Medizinische Hilfen mit Chancen und Risiken

Im Hinblick auf die medizinischen Aspekte ist festzuhalten, dass das ideale Alter um Kinder zu empfangen, noch immer zwischen 25 und 35 Jahren liegt. Moderne Reproduktionstechnologien verhelfen Frauen in prinzipiell jeder Lebensphase zu Kindern. Die Zahl derer, die die Techniken der Fortpflanzungsmedizin in Anspruch nehmen, steigt; vor allem für Frauen im fortgeschrittenen Alter sind sie eine wichtige Chance. Sie können Paaren im Falle von Sterilität bei der Verwirklichung ihres Kinderwunsches helfen. Allerdings handelt es sich bei künstlicher Befruchtung um einen langwierigen, physisch wie psychisch belastenden medizinischen Eingriff ohne Erfolgsgarantie.

So wie die Wahrscheinlichkeit, auf natürlichem Wege schwanger zu werden, mit zunehmendem Alter sinkt, so erhöht sich jene einer genetischen Abweichung beim Ungeborenen. Verschiedene Untersuchungsmethoden helfen, diese Abweichungen bereits vorgeburtlich festzustellen. Das Ergebnis pränataldiagnostischer Maßnahmen ergibt aber nicht selten (ethisch) konfliktträchtige Situationen.

Prinzipiell verlaufen Schwangerschaft und Geburt aber nicht anders als bei anderen Schwangerschaften und Geburten ab. Eine Ausnahme stellt dabei der Wunschkaiserschnitt dar, der bei späten Müttern häufiger gewählt wird, als dies bei jüngeren der Fall ist.

Ein Kind schafft neue Realitäten

Das Leben mit einem (kleinen) Kind stellt eine Veränderung dar, die sämtliche Lebensbereiche der Mutter einschließt und sie unablässig fordert, aber auch neue emotionale Seiten zum Klingen bringt. Die langfristige Gewöhnung an die neue Situation hängt bei spätem Timing der Elternschaft nicht zuletzt von den Eigenschaften des Kindes, beiden elterlichen Persönlichkeiten und der partnerschaftlichen Rollen- und Arbeitsteilung ab. Mütter/Eltern und Kinder beeinflussen einander immer wechselseitig, individuelle und gesellschaftliche Faktoren sind mitverantwortlich für das Gelingen des Projektes Familie. Zu diesen Faktoren zählen u. a. auch, ob und in welcher Weise Frauen Möglichkeiten zur Vereinbarkeit von Familien- und Berufsarbeit finden. Viele Mütter erleben die Babypause als eine erwünschte Auszeit aus dem beruflichen Alltag. Für viele stellt sie aber auch ein ernsthaftes Problem dar, wenn es darum geht, berufliche Chancen zu wahren.

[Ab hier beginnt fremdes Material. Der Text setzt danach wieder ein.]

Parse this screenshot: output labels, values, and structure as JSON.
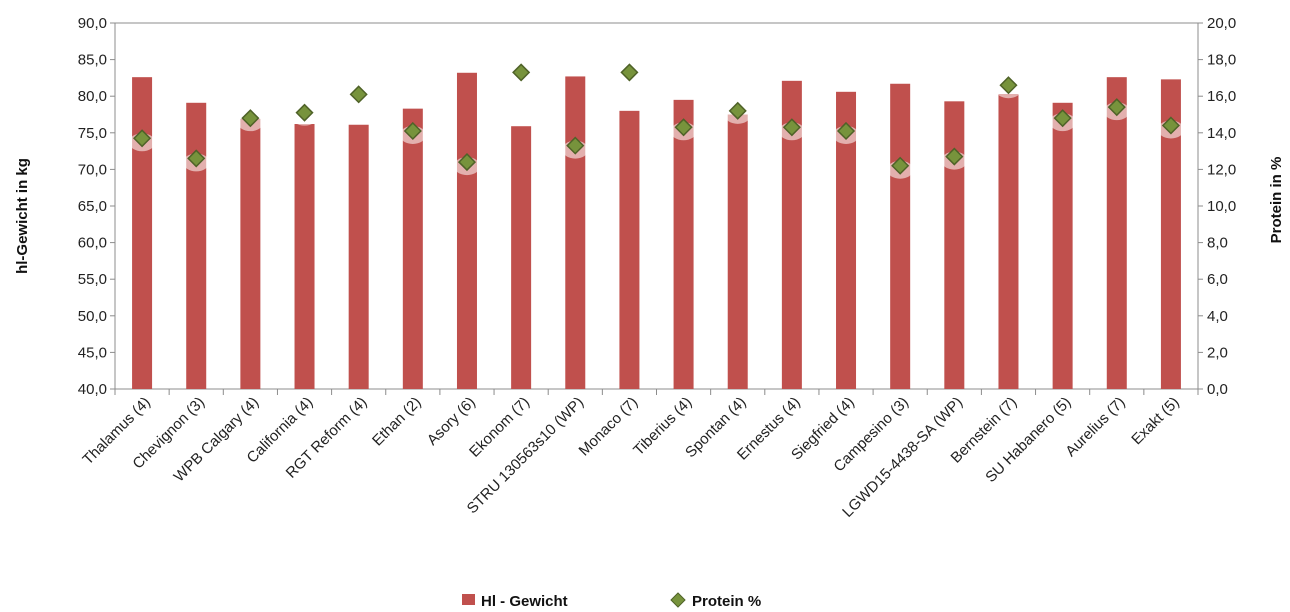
{
  "chart_data": {
    "type": "bar",
    "title": "",
    "categories": [
      "Thalamus (4)",
      "Chevignon (3)",
      "WPB Calgary (4)",
      "California (4)",
      "RGT Reform (4)",
      "Ethan (2)",
      "Asory (6)",
      "Ekonom (7)",
      "STRU 130563s10 (WP)",
      "Monaco (7)",
      "Tiberius (4)",
      "Spontan (4)",
      "Ernestus (4)",
      "Siegfried (4)",
      "Campesino (3)",
      "LGWD15-4438-SA (WP)",
      "Bernstein (7)",
      "SU Habanero (5)",
      "Aurelius (7)",
      "Exakt (5)"
    ],
    "series": [
      {
        "name": "Hl - Gewicht",
        "type": "bar",
        "axis": "left",
        "color": "#c0504d",
        "values": [
          82.6,
          79.1,
          76.9,
          76.2,
          76.1,
          78.3,
          83.2,
          75.9,
          82.7,
          78.0,
          79.5,
          77.5,
          82.1,
          80.6,
          81.7,
          79.3,
          80.3,
          79.1,
          82.6,
          82.3
        ]
      },
      {
        "name": "Protein %",
        "type": "scatter",
        "axis": "right",
        "color": "#77933c",
        "values": [
          13.7,
          12.6,
          14.8,
          15.1,
          16.1,
          14.1,
          12.4,
          17.3,
          13.3,
          17.3,
          14.3,
          15.2,
          14.3,
          14.1,
          12.2,
          12.7,
          16.6,
          14.8,
          15.4,
          14.4
        ]
      }
    ],
    "y_left": {
      "label": "hl-Gewicht in kg",
      "lim": [
        40,
        90
      ],
      "ticks": [
        "40,0",
        "45,0",
        "50,0",
        "55,0",
        "60,0",
        "65,0",
        "70,0",
        "75,0",
        "80,0",
        "85,0",
        "90,0"
      ]
    },
    "y_right": {
      "label": "Protein in %",
      "lim": [
        0,
        20
      ],
      "ticks": [
        "0,0",
        "2,0",
        "4,0",
        "6,0",
        "8,0",
        "10,0",
        "12,0",
        "14,0",
        "16,0",
        "18,0",
        "20,0"
      ]
    },
    "grid": false,
    "legend": "bottom-center"
  }
}
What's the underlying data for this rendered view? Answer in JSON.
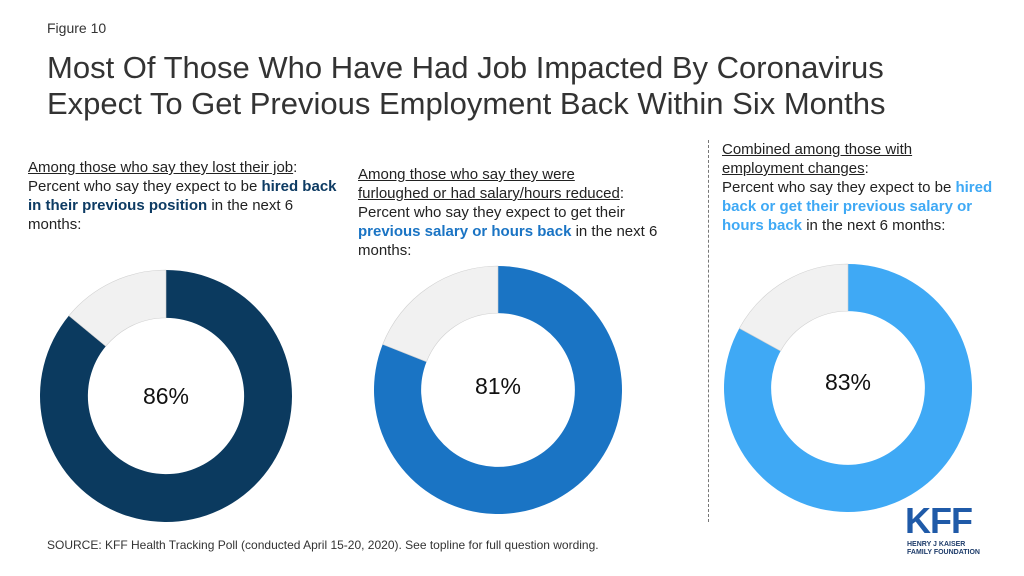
{
  "figure_label": "Figure 10",
  "title_line1": "Most Of Those Who Have Had Job Impacted By Coronavirus",
  "title_line2": "Expect To Get Previous Employment Back Within Six Months",
  "source": "SOURCE: KFF Health Tracking Poll (conducted April 15-20, 2020). See topline for full question wording.",
  "logo": {
    "text": "KFF",
    "sub_line1": "HENRY J KAISER",
    "sub_line2": "FAMILY FOUNDATION"
  },
  "remainder_color": "#f1f1f1",
  "panels": [
    {
      "cap_u1": "Among those who say they lost their job",
      "cap_tail": ":",
      "cap_pre": "Percent who say they expect to be ",
      "cap_em": "hired back in their previous position",
      "cap_post": " in the next 6 months:",
      "emph_color": "#0d3b63"
    },
    {
      "cap_u1": "Among those who say they were",
      "cap_u2": "furloughed or had salary/hours reduced",
      "cap_tail": ":",
      "cap_pre": "Percent who say they expect to get their ",
      "cap_em": "previous salary or hours back",
      "cap_post": " in the next 6 months:",
      "emph_color": "#1a74c4"
    },
    {
      "cap_u1": "Combined among those with",
      "cap_u2": "employment changes",
      "cap_tail": ":",
      "cap_pre": "Percent who say they expect to be ",
      "cap_em": "hired back or get their previous salary or hours back",
      "cap_post": " in the next 6 months:",
      "emph_color": "#3fa9f5"
    }
  ],
  "chart_data": [
    {
      "type": "pie",
      "values": [
        86,
        14
      ],
      "center_label": "86%",
      "colors": [
        "#0b3a5f",
        "#f1f1f1"
      ]
    },
    {
      "type": "pie",
      "values": [
        81,
        19
      ],
      "center_label": "81%",
      "colors": [
        "#1a74c4",
        "#f1f1f1"
      ]
    },
    {
      "type": "pie",
      "values": [
        83,
        17
      ],
      "center_label": "83%",
      "colors": [
        "#3fa9f5",
        "#f1f1f1"
      ]
    }
  ]
}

Das Alter der Mutter beeinflusst die Entwicklung eines Kindes – aber marginal im Vergleich zum familialen und sozialen Kontext, in den dieses Kind hineingeboren wird. Kinder später Mütter haben aber auch sehr häufig späte Väter und Großeltern, die ein großer Altersunterschied von ihren Enkelkindern trennt. Dadurch ergeben sich spezifische Chancen, aber auch Probleme, noch dazu, wenn diese Kinder ohne Geschwister aufwachsen. Einzelkinder sind bei späten Müttern nicht selten. Abschließend sei darauf hingewiesen: Man sollte das Alter der Mutter in ihrer Beziehung zum Kind nicht überschätzen. Wichtiger ist, ob und wie eine Frau bereit ist, sich auf den Dialog mit ihrem Kind einzustellen, damit diese elementare Beziehung gelingt!

Literatur

Petra Fosen-Schlichtinger (2007): Vom Glück, spät Mutter zu werden. Patmos Verlagshaus. Düsseldorf. ISBN 978-3-491-40101-3

Quelle

beziehungsweise 3/07 (Österreichisches Institut für Familienforschung)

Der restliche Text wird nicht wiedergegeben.